All possible prefixes P and next chars C in this G are

P C
(empty) d
d e
de p
dep l
depl o
deplo y
deploy /

yield P[^C] generates:

  • [^d\s] match all strings that don’t begin with d (which means the string cannot start with deploy/)
  • d[^e\s] even if the first character is d, match everything not prefixed with de (again, cannot match deploy/)
  • de[^p\s] even if the string is prefixed with de, match everything not prefixed with dep (ditto)
  • dep[^l\s]
  • depl[^o\s]
  • deplo[^y\s]
  • deploy[^/\s] even if the string is prefixed with deploy, match everything not prefixed with deploy/ (matches deployer, does not match deploy/foo)

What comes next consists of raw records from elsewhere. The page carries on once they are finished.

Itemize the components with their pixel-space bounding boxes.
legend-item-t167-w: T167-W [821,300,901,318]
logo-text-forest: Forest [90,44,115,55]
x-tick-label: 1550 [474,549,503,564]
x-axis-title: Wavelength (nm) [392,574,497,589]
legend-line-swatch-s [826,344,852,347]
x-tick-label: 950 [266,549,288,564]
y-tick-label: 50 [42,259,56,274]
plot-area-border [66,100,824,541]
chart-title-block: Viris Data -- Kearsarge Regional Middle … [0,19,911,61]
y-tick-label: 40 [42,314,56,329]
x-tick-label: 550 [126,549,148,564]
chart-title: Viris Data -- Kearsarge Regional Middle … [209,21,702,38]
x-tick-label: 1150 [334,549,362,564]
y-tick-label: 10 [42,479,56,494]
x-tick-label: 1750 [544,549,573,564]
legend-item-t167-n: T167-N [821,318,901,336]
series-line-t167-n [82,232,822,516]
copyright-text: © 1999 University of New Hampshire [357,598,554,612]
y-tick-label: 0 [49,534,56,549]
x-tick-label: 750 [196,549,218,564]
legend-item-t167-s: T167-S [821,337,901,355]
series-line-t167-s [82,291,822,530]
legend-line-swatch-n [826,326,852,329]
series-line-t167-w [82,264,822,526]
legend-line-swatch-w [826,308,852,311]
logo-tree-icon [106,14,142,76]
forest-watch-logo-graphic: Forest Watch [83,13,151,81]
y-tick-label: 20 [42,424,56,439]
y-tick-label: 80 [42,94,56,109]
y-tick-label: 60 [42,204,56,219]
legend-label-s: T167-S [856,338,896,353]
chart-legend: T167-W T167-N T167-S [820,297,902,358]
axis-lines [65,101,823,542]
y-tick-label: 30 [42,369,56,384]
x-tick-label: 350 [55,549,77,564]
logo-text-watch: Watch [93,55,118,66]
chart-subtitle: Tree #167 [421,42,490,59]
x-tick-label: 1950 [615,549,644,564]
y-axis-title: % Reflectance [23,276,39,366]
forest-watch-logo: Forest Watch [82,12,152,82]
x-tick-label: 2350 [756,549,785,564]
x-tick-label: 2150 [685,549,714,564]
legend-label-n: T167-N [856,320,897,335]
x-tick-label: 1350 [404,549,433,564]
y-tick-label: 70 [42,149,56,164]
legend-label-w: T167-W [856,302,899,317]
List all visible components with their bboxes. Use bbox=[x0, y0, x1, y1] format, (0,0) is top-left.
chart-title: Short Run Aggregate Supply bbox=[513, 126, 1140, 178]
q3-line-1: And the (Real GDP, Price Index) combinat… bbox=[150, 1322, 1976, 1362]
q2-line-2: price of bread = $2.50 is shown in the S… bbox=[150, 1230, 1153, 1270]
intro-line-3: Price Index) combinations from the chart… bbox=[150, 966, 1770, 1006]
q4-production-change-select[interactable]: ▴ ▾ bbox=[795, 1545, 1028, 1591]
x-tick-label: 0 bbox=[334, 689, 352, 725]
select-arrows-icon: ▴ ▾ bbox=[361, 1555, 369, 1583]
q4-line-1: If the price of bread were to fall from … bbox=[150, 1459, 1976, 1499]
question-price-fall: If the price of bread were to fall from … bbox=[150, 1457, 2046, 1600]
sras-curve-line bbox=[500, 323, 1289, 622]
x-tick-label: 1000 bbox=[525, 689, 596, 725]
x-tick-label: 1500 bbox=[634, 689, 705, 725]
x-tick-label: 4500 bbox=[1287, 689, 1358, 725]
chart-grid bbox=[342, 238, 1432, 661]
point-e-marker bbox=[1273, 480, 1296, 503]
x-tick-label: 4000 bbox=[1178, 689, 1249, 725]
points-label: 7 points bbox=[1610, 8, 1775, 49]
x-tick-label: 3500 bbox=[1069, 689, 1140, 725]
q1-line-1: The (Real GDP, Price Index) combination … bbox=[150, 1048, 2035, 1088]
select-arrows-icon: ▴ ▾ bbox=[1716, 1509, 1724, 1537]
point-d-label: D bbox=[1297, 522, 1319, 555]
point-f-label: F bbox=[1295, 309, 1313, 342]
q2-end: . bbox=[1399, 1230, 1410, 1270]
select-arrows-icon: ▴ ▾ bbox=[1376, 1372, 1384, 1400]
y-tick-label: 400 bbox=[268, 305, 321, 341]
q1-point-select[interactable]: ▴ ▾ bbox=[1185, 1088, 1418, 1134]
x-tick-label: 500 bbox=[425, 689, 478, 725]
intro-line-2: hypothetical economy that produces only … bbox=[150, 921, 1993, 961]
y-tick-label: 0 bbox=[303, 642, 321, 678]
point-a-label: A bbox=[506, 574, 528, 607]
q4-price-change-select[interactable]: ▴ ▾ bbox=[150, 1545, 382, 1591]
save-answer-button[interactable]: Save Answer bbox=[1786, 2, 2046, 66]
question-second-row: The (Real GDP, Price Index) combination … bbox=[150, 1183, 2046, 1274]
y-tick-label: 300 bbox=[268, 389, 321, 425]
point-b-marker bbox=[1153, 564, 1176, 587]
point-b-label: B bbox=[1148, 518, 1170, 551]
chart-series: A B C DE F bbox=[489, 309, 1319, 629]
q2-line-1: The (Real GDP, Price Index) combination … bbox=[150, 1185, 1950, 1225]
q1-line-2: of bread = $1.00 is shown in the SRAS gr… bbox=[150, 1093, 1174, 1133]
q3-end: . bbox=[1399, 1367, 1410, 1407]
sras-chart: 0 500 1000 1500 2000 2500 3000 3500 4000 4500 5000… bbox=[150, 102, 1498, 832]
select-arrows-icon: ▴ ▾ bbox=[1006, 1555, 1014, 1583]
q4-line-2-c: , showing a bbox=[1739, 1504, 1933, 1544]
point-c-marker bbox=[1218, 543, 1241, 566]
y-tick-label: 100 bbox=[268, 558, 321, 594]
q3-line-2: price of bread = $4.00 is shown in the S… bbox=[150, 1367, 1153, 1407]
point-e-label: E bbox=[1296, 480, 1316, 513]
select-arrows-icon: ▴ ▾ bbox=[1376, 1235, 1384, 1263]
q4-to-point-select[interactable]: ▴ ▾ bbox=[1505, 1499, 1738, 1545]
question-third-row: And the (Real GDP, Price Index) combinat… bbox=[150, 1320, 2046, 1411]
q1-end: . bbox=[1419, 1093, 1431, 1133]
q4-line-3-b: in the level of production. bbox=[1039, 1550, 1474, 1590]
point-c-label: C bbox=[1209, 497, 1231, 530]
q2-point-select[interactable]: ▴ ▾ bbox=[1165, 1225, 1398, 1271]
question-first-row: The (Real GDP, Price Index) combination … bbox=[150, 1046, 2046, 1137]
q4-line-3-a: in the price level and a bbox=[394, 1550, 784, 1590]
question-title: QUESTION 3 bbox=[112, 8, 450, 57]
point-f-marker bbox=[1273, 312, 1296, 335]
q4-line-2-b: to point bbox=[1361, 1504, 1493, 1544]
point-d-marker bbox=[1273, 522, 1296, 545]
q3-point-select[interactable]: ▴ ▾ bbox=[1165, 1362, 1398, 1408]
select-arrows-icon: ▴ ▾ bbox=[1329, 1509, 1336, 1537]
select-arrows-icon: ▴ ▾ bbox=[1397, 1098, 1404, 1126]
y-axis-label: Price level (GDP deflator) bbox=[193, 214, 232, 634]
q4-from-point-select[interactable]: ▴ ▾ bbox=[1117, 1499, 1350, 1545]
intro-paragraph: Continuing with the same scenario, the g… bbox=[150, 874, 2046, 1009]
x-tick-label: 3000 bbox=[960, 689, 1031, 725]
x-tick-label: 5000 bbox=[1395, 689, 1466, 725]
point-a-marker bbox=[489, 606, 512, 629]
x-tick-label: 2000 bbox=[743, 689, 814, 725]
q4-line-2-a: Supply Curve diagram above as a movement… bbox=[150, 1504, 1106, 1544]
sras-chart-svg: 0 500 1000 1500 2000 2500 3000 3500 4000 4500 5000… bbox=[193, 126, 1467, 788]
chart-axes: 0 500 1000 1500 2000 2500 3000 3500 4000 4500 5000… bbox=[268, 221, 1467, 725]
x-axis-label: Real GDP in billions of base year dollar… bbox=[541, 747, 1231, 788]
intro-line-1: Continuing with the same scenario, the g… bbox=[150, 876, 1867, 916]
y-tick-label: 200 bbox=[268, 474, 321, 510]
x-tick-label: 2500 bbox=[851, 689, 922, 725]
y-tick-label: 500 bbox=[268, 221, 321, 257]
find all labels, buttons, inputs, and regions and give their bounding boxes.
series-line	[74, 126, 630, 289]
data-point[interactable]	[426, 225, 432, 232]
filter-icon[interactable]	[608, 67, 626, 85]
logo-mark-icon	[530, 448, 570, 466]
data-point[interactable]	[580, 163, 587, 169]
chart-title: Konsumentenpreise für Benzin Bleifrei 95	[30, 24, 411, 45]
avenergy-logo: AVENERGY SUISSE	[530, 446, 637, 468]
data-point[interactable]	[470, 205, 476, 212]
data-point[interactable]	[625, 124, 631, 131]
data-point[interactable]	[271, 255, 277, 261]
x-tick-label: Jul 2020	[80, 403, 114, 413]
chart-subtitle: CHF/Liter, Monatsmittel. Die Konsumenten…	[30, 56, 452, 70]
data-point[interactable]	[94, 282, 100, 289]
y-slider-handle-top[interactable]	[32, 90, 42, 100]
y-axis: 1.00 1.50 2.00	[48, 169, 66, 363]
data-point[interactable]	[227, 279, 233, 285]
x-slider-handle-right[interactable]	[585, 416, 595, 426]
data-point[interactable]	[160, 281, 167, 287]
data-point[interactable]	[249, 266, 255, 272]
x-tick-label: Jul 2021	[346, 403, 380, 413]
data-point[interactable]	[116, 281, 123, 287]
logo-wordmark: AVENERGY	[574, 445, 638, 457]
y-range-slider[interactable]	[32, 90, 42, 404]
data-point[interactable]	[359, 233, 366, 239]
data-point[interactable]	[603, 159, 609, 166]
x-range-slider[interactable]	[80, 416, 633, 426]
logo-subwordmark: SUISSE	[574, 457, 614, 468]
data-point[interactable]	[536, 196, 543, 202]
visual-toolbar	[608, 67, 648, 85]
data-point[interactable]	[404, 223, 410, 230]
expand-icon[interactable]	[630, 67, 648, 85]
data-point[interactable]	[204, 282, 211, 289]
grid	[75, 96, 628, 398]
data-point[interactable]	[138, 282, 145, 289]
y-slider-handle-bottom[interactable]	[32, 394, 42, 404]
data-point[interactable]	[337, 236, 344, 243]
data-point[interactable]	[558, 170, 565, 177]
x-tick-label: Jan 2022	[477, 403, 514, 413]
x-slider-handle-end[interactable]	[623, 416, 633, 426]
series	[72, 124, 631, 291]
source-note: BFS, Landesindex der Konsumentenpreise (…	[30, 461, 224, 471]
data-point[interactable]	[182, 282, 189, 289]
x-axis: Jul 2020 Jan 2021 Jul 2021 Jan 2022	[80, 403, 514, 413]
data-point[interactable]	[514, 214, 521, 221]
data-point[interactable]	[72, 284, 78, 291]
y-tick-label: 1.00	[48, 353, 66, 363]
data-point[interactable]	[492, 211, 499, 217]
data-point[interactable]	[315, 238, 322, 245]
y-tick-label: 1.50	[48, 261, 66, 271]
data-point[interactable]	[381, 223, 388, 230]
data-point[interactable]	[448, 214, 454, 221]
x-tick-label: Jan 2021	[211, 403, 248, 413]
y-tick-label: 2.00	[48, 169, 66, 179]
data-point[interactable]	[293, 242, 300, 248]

The inverse set is almost complete, we only omitted all prefixes of the original string. We must also include those (the string must not contain additional characters after this match as denoted by $). This is why we also yield P$:

  • d$
  • de$
  • dep$
  • depl$
  • deplo$
  • deploy$

All of this concatenates to

[^d\s]|d[^e\s]|de[^p\s]|dep[^l\s]|depl[^o\s]|deplo[^y\s]|deploy[^/\s]|d$|de$|dep$|depl$|deplo$|deploy$`.

Plugging it into the original regex yields the final regular expression (dbg):

^([^d\s]|d[^e\s]|de[^p\s]|dep[^l\s]|depl[^o\s]|deplo[^y\s]|deploy[^/\s]|d$|de$|dep$|depl$|deplo$|deploy$)\S*$

Use case 🔗︎

GitLab CI did not support negative expressions at all until version 11.11. Negative lookahead is not supported by the regex engine that GitLab uses for security reasons. If it did, lookahead would be an obvious and still readable choice for implementing negative expressions.

I still occasionally come over older deployment and even though we urge owners to upgrade to a maintained version, it takes time to plan and execute. Since the CI jobs need to be configured in the mean time, I’ve come up with an algorithm that rewrites negative lookahead to a basic pattern.